Das Vorstellungsgespräch läuft gut, bis dann plötzlich diese fiesen Fragen kommen, die uns ins Straucheln bringen. Business Insider erklärt, was Personaler*innen in dieser Situation wirklich hören wollen.

So kannst du selbst bei schwierigen Fragen punkten

Jede*r, der einmal einen Bewerbungsprozess bei einem größeren Unternehmen durchlaufen hat, weiß, dass es längst nicht mehr ausreicht, den eigenen Lebenslauf und die Eckdaten des Unternehmens auswendig runterbeten zu können. Valentina Resetarits von unserem Partner Business Insider hat sich mit diesem Thema auseinandergesetzt und herausgefunden, was Personaler*innen hören wollen, wenn sie uns nach Misserfolgen fragen.

Die Personalabteilungen wollen sich ein umfassendes Bild von der Person machen, die sich bewirbt.
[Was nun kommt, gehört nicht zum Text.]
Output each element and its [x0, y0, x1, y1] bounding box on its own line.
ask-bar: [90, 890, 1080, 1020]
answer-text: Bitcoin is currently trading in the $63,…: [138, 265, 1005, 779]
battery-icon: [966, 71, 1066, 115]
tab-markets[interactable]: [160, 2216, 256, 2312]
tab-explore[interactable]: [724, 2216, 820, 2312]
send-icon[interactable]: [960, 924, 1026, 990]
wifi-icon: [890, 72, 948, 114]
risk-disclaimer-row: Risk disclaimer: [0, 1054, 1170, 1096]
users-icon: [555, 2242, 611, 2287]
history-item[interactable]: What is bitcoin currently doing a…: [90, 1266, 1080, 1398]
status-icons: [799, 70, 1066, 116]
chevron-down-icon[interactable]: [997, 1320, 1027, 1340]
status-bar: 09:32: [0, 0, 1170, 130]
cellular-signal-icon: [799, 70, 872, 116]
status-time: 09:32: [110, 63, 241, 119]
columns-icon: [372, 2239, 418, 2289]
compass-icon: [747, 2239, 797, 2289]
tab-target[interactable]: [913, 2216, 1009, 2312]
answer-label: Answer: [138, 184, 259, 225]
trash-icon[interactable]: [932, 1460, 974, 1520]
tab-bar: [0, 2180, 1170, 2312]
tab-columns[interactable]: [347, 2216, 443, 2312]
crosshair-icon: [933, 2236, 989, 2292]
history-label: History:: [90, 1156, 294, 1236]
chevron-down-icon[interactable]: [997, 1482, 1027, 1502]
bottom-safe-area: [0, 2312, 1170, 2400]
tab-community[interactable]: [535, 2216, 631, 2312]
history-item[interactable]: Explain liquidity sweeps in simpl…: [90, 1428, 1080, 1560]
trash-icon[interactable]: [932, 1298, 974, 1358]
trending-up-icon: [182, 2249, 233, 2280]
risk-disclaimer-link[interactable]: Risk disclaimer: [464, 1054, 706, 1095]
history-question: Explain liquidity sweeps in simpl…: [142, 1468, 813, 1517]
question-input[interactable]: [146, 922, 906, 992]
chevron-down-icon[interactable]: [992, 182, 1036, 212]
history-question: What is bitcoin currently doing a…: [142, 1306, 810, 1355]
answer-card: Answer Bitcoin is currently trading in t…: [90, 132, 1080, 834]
Sie wollen nicht, dass sich die*der Bewerber*in perfekt präsentiert – sie wollen, dass er*sie authentisch ist. Und um hinter die Fassade zu blicken, die wir – wenn wir ehrlich sind – alle versuchen, bei der Bewerbung aufrecht zu erhalten, stellen die Personaler*innen dann oft auch ziemlich ungewöhnliche und knifflige Fragen.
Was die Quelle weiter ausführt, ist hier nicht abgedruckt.